Sebelumnya, Menteri ESDM, Bahlil Lahadalia juga menyinggung lifting minyak Indonesia yang masih jauh di bawah kebutuhan nasional. Pada 2023 berada di angka 600-an ribu barel per hari (BOPD). Pemerintah harus mengimpor karena kebutuhan nasional di kisaran 1,6 juta BOPD.
Keadaan demikian, kontradiktif dengan target kemandirian ekonomi. Setelah masuk ke lingkungan ESDM, Bahlil mendapati beberapa fakta yang memicu penurunan lifting minyak, di antaranya, banyak sumur yang menua dan tidak produktif alias idle. Berikutnya, regulasi yang berbelit-belit hingga menghambat perizinan, dan lain-lain.
Terkait sumur, ia menjelaskan, saat ini, di Indonesia terdapat nyaris 45 ribu (44.900 sekian) sumur minyak. "Dan sumur yang produktif itu kurang lebih 16.500," kata tokoh yang juga menjabat sebagai Ketua Umum Golkar ini di Jakarta Convention Center (JCC), Senayan, Rabu (9/10/2024).
Selebihnya tidak produktif lagi. Bahlil lantas menjalin komunikasi dengan berbagai stakeholder terkait. Baik itu dengan SKK Migas, maupun kontraktor kontrak kerja sama (KKKS). Ia meminta mereka sama-sama berpikir untuk mencari formulasi terbaik guna meningkatkan lifting minyak. "Karena kalau kita impor terus, bisa berbahaya sekali."
Ia melanjutkan, setelah melakukan pengecekan di lapangan, dari 16 ribuan sumur idle, sekitar 5000 ribuan masih bisa dioptimalkan lagi.
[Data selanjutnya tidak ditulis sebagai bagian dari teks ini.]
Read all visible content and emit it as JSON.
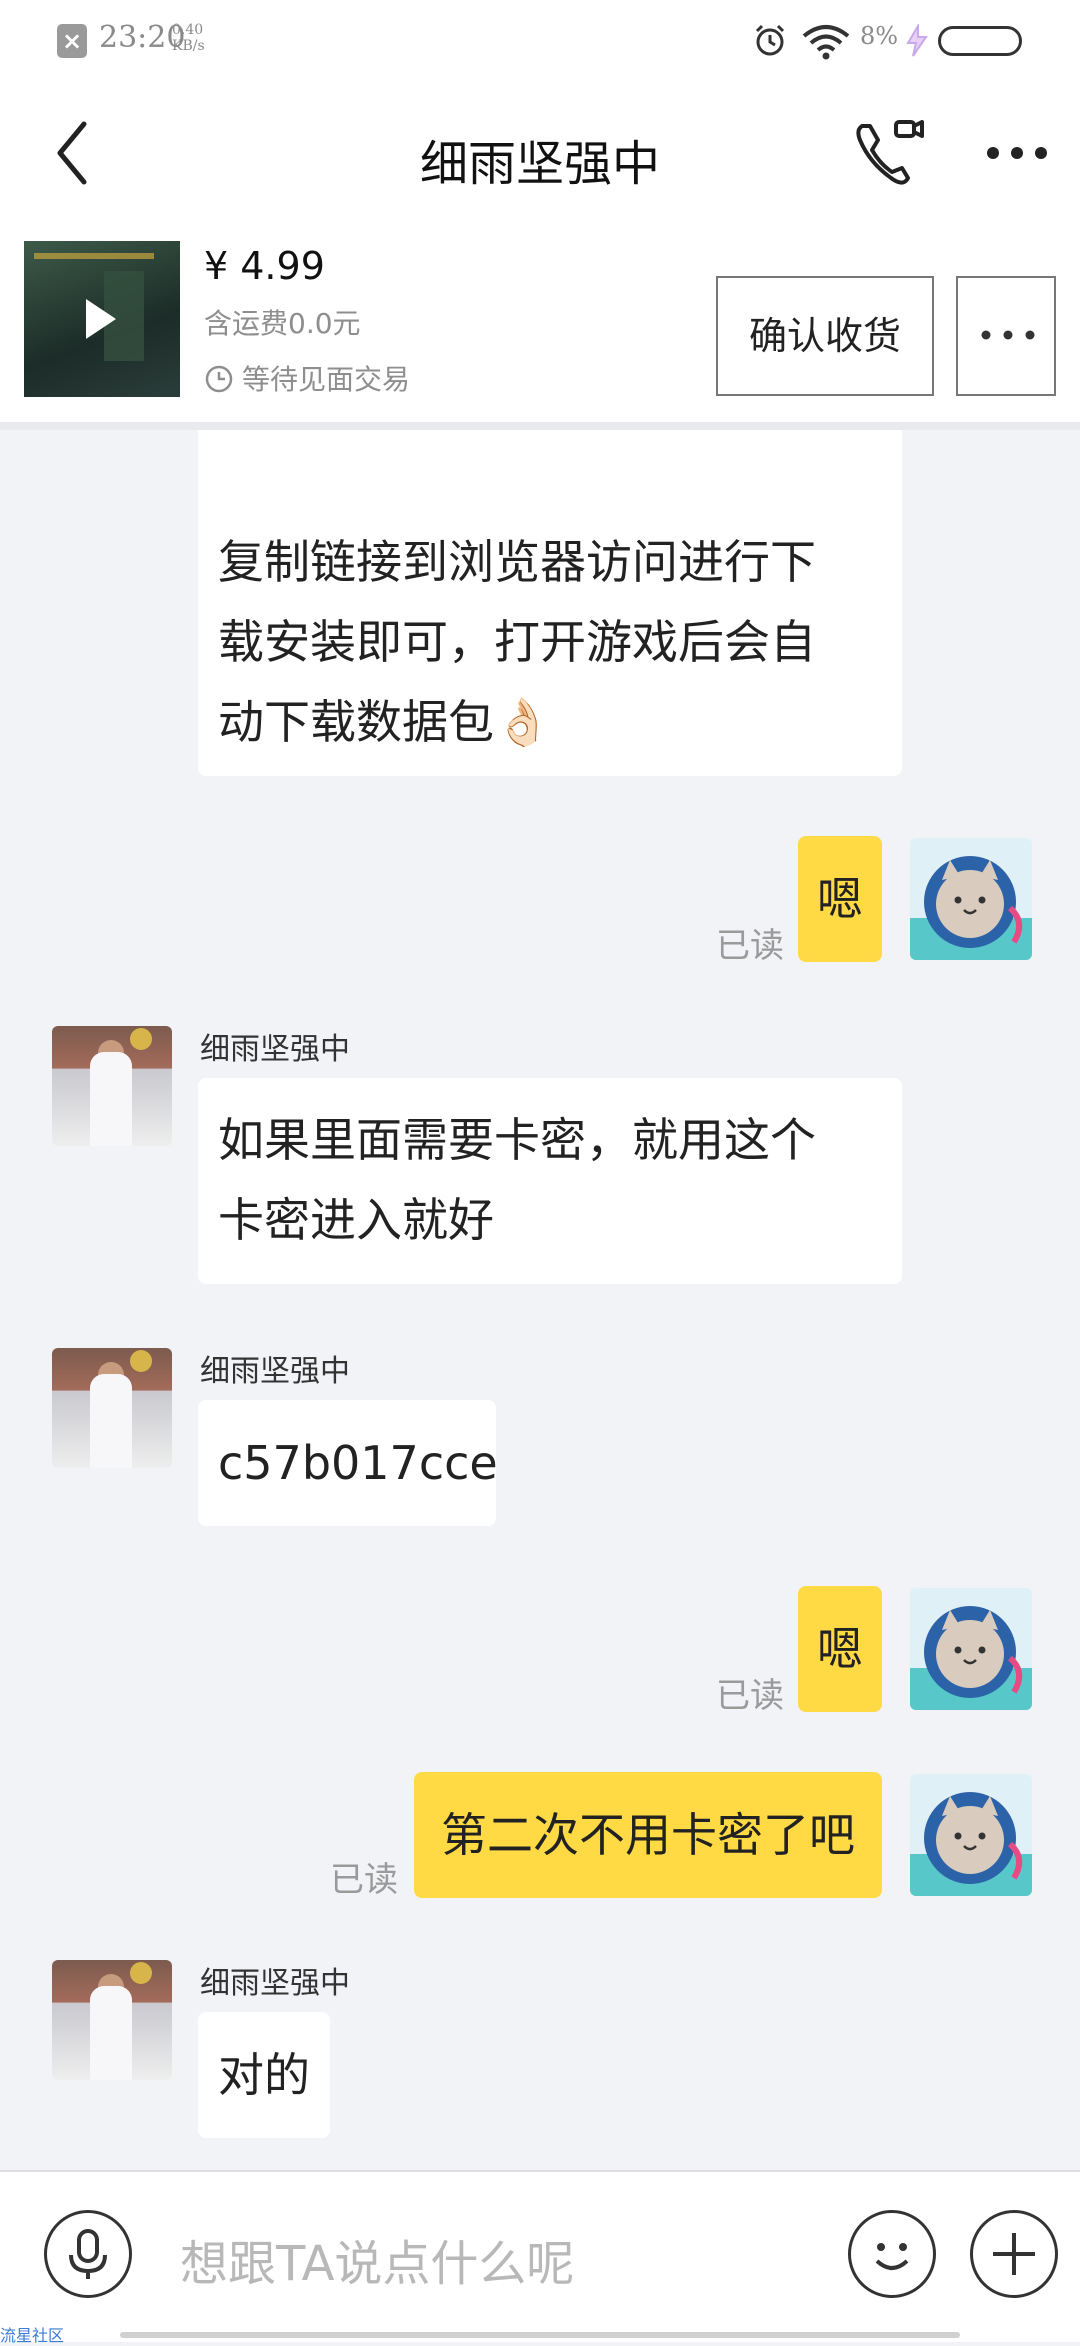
{
  "status_bar": {
    "time": "23:20",
    "net_speed_value": "0.40",
    "net_speed_unit": "KB/s",
    "battery": "8%"
  },
  "header": {
    "title": "细雨坚强中"
  },
  "product": {
    "price": "¥ 4.99",
    "shipping": "含运费0.0元",
    "status": "等待见面交易",
    "confirm_label": "确认收货"
  },
  "messages": [
    {
      "direction": "in",
      "sender": "",
      "lines": [
        "复制链接到浏览器访问进行下",
        "载安装即可，打开游戏后会自",
        "动下载数据包👌🏻"
      ]
    },
    {
      "direction": "out",
      "read": "已读",
      "lines": [
        "嗯"
      ]
    },
    {
      "direction": "in",
      "sender": "细雨坚强中",
      "lines": [
        "如果里面需要卡密，就用这个",
        "卡密进入就好"
      ]
    },
    {
      "direction": "in",
      "sender": "细雨坚强中",
      "lines": [
        "c57b017cce"
      ]
    },
    {
      "direction": "out",
      "read": "已读",
      "lines": [
        "嗯"
      ]
    },
    {
      "direction": "out",
      "read": "已读",
      "lines": [
        "第二次不用卡密了吧"
      ]
    },
    {
      "direction": "in",
      "sender": "细雨坚强中",
      "lines": [
        "对的"
      ]
    }
  ],
  "input": {
    "placeholder": "想跟TA说点什么呢"
  },
  "watermark": "流星社区",
  "colors": {
    "outgoing_bubble": "#ffda44",
    "incoming_bubble": "#ffffff",
    "background": "#f2f3f7"
  },
  "icons": {
    "back": "back-arrow-icon",
    "call": "video-call-icon",
    "more": "more-icon",
    "clock": "clock-icon",
    "mic": "microphone-icon",
    "emoji": "emoji-icon",
    "plus": "plus-icon"
  }
}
Produktivitasnya tidak sebaik sumur sekarang. Ia menerangkan dari total 600 ribuan BOPD lifting minyak Indonesia saat ini, dikuasai oleh dua kontraktor.
Pertama, Pertamina (BUMN), kedua Exxon Mobil. Pertamina sekitar 65 persen atau 400 ribuan BOPD. Lalu Exxon 25 persen. "Sisanya 10 persen yang kecil-kecil. Berati naik turunnya lifting minyak Indonesia, dipengaruhi oleh dua perusahaan ini," ujar Bahlil.
Kembali ke isu 5.000-an sumur idle yang masih bisa dioptimalkan. Setelah ia dan tim telaah, sumur-sumur tersebut lebih banyak dipegang Pertamina. Ke depan ia akan terus melakukan penataan. Tidak menutup kemungkinan negara mengambil alih dan kemudian ditawarkan ke perusahaan apa saja demi meningkatkan lifting minyak nasional.
Ia memahami negara lebih memprioritaskan pada BUMN seperti Pertamina. Pada saat yang sama, ada target besar yang dikejar. "Negara butuh produksi bapak ibu. Sumurnya sudah ada," ujar Bahlil.